Llegué a mi mesa y me dejé caer en la silla. Tenía las palmas de las manos húmedas sólo de pensar en hablar con Brett, y me armé de valor para la pequeña emoción que me produciría hablar con él y el sentimiento de culpa que la seguiría. No se trataba de que quisiera recuperarle ni de que quisiera estar con él. Sencillamente hubo algo entre nosotros y una cierta atracción sexual que fue puramente hormonal. No podía evitarlo, pero tampoco iba a hacer nada al respecto.
Dejé mi bolso y la bolsa en la que llevaba unos zapatos planos en un cajón de la mesa, paseando la mirada por el collage enmarcado de fotos de Gideon y de mí juntos. Me lo había regalado para que no dejara de pensar en él en ningún momento..., como si eso fuera posible. Si hasta soñaba con él.
Sonó mi teléfono. La llamada redirigida desde recepción. Brett no se había dado por vencido. Estaba decidida a considerarla como una llamada profesional, con el fin de recordarle que me encontraba en el trabajo y que las conversaciones personales estaban fuera de lugar.
—Oficina de Mark Garrity. Eva Tramell al habla —respondí.
—Eva. ¿Qué tal? Soy Brett.
Cerré los ojos mientras asimilaba aquella voz del tipo que sonaba a S-E-X-O cubierto de chocolate. Sonaba incluso más decadente y sexual que cuando cantaba, lo cual había contribuido a lanzar a su banda, los Six-Ninths, al borde del estrellato. Había firmado un contrato con Vidal Records, la compañía discográfica que dirigía el padrastro de Gideon, Christopher Vidal sénior, una compañía de la que inexplicablemente Gideon era accionista mayoritario.
Hablando de que el mundo es un pañuelo.
—Hola —le saludé—. ¿Cómo va la gira?
—Increíble. Todavía ando un poco perdido, la verdad.
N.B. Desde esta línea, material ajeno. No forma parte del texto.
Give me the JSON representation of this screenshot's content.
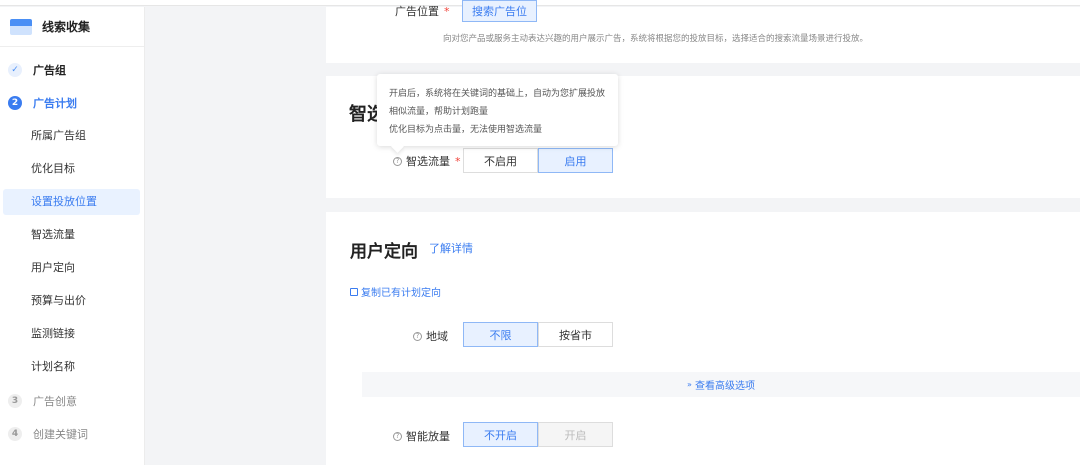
{
  "sidebar": {
    "brand": "线索收集",
    "steps": [
      {
        "num": "✓",
        "label": "广告组"
      },
      {
        "num": "2",
        "label": "广告计划"
      },
      {
        "num": "3",
        "label": "广告创意"
      },
      {
        "num": "4",
        "label": "创建关键词"
      }
    ],
    "sub_items": [
      "所属广告组",
      "优化目标",
      "设置投放位置",
      "智选流量",
      "用户定向",
      "预算与出价",
      "监测链接",
      "计划名称"
    ]
  },
  "placement": {
    "label": "广告位置",
    "button": "搜索广告位",
    "description": "向对您产品或服务主动表达兴趣的用户展示广告，系统将根据您的投放目标，选择适合的搜索流量场景进行投放。"
  },
  "smart_traffic": {
    "title": "智选流量",
    "label": "智选流量",
    "options": [
      "不启用",
      "启用"
    ],
    "selected": "启用",
    "tooltip": [
      "开启后，系统将在关键词的基础上，自动为您扩展投放",
      "相似流量，帮助计划跑量",
      "优化目标为点击量，无法使用智选流量"
    ]
  },
  "targeting": {
    "title": "用户定向",
    "learn_more": "了解详情",
    "copy_link": "复制已有计划定向",
    "region": {
      "label": "地域",
      "options": [
        "不限",
        "按省市"
      ],
      "selected": "不限"
    },
    "advanced": "查看高级选项",
    "smart_expand": {
      "label": "智能放量",
      "options": [
        "不开启",
        "开启"
      ],
      "selected": "不开启"
    }
  }
}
—Llevabas mucho tiempo queriéndolo y te lo mereces. Disfruta de ello.
—Gracias. —Se quedó callado unos instantes, y en ese espacio de tiempo, me lo imaginé. La última vez que le vi tenía un aspecto imponente, con el pelo a lo punk y las puntas teñidas de platino, y los ojos oscuros y enrojecidos de lo que me deseaba. Era alto y musculoso sin ser corpulento, con el cuerpo trabajado por la actividad constante y las exigencias de ser una estrella del rock. Tenía la piel morena cubierta de tatuajes, y piercings en los pezones, que aprendí a chupar cuando quería sentir su polla dura dentro de mí...
Pero no le llegaba a Gideon ni a la suela de los zapatos. Brett podía gustarme como a cualquier otra mujer con sangre en las venas, pero Gideon era un mundo aparte.
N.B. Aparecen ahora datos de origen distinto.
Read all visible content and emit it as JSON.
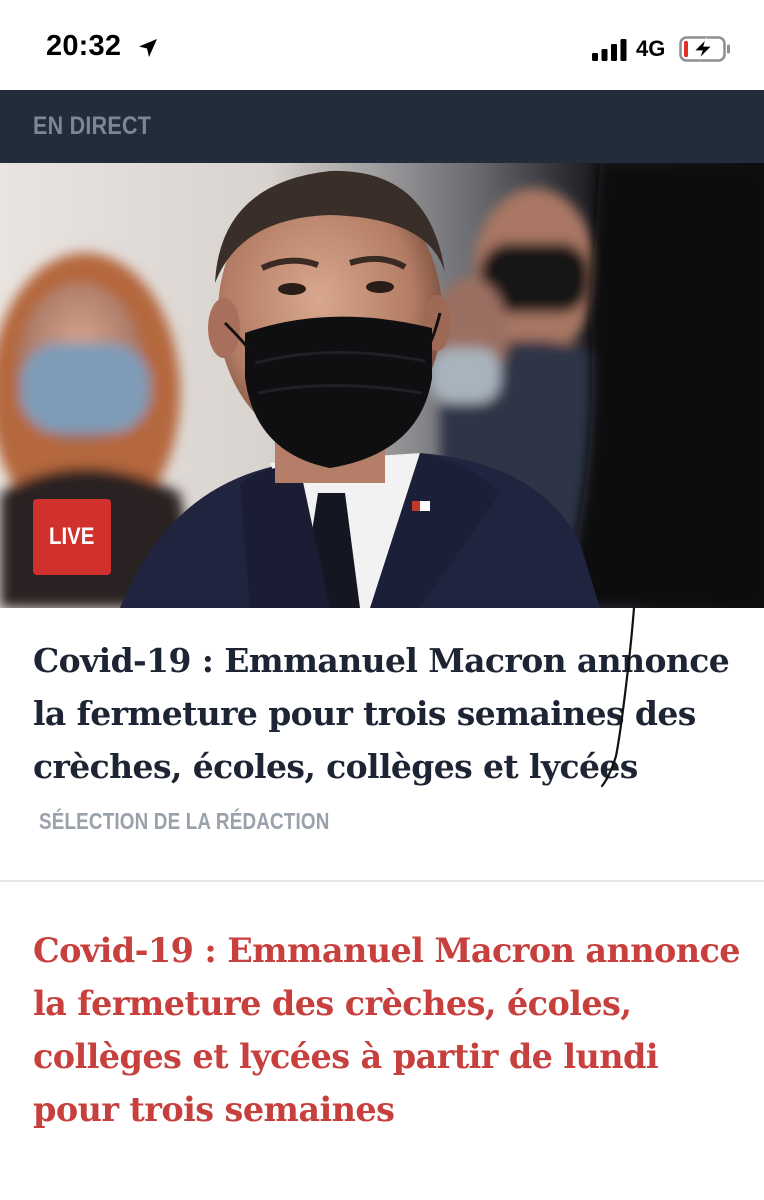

—Oye —dijo Brett—, ya sé que estás trabajando, así que no quiero entretenerte. Vuelvo a Nueva York y me gustaría verte.
Crucé los tobillos.
—No creo que sea buena idea.
—Vamos a estrenar el vídeo musical de «Rubia» en Times Square —siguió—. Me gustaría que estuvieras allí conmigo.
—Allí con... ¡Vaya! —Me froté la frente. Momentáneamente desconcertada por su
petición, decidí pensar en lo mucho que me daba la lata mi madre por frotarme la cara, pues aseguraba que era la mejor forma de que te salieran arrugas—. Me halaga mucho que me lo pidas, pero me gustaría saber... si te mola que seamos sólo amigos.
—¡Joder, no! —Se rio—. Chica, estás soltera. La pérdida de Cross es mi ganancia.
¡Mierda! Hacía ya casi tres semanas que habían aparecido en los blogs de cotilleos las primeras imágenes de la escenificada reconciliación de Gideon y Corinne. Al parecer, todo el mundo había decidido que ya era hora de que me enrollara con otro tío.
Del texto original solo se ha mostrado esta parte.